Severely restricted access to food, medicine and education forces many Rohingya to seek sanctuary abroad
More than 86,000 people haveattempted the treacherous voyage from restive western Burma to perceived safe havens such as Malaysia since the outbreak of sectarian violence in mid-2012, according to the U.N, which said that 615 people are known to have died making the journey in 2013 alone.
As the U.N. released those figures, details emerged Thursday of bloodshed in the Bay of Bengal, with five people killed and at least 151 injured after traffickers opened fire on a boat carrying 330 illegal migrants.
Conflicting reports have emerged over whether the victims were Bangladeshi or Burmese, although they were quite likely Rohingya — a stateless group straddling the border between both nations and shunned by both. The U.N. dubs the Rohingya "one of the world's most persecuted peoples."
U.N. Refugee Agency (UNHCR) spokesman Adrian Edwards told a briefing in Geneva Tuesday that "The UNHCR estimates more than 86,000 people have left on boats since June 2012. This includes more than 16,000 people in the second half of 2012, 55,000 in 2013 and nearly 15,000 from January to April this year. The majority are Rohingya, although anecdotally the proportion of Bangladeshis has grown this year."

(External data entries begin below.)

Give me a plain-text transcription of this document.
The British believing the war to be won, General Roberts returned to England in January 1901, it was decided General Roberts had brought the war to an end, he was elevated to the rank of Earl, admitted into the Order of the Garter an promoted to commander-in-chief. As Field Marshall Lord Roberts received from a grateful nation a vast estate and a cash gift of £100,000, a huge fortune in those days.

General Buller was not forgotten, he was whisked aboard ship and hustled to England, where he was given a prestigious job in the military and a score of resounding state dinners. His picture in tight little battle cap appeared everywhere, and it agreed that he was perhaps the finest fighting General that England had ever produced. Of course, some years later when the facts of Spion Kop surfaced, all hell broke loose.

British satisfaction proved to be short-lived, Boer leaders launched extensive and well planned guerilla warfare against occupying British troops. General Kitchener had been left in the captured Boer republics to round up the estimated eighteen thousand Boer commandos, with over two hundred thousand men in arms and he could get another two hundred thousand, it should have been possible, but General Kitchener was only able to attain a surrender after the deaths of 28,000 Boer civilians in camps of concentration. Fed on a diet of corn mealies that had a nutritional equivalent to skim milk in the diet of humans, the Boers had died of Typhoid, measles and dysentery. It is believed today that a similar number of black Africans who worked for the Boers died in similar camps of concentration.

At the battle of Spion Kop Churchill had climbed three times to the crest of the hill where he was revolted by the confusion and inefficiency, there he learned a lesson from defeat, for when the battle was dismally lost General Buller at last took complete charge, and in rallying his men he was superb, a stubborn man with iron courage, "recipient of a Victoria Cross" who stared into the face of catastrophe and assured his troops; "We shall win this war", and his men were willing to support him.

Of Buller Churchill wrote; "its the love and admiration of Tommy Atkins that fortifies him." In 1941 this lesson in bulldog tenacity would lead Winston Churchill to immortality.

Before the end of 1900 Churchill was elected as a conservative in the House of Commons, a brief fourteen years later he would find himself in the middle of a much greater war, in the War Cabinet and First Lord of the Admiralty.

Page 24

The outbreak of pogroms against the Muslim Rohingya has left around 140,000 in squalid displacement camps. The Burmese government denies charges of "crimes against humanity" leveled by human rights groups, based upon its alleged complicity in violence perpetrated by Buddhist mobs.
Nevertheless, severely restricted access to food, medicine and education has forced many Rohingya to seek sanctuary abroad, often braving tempestuous seas in barely seaworthy craft. Upon arrival in new countries, such as Thailand or Indonesia, many get sold to traffickers and used as forced labor, often upon fishing boats.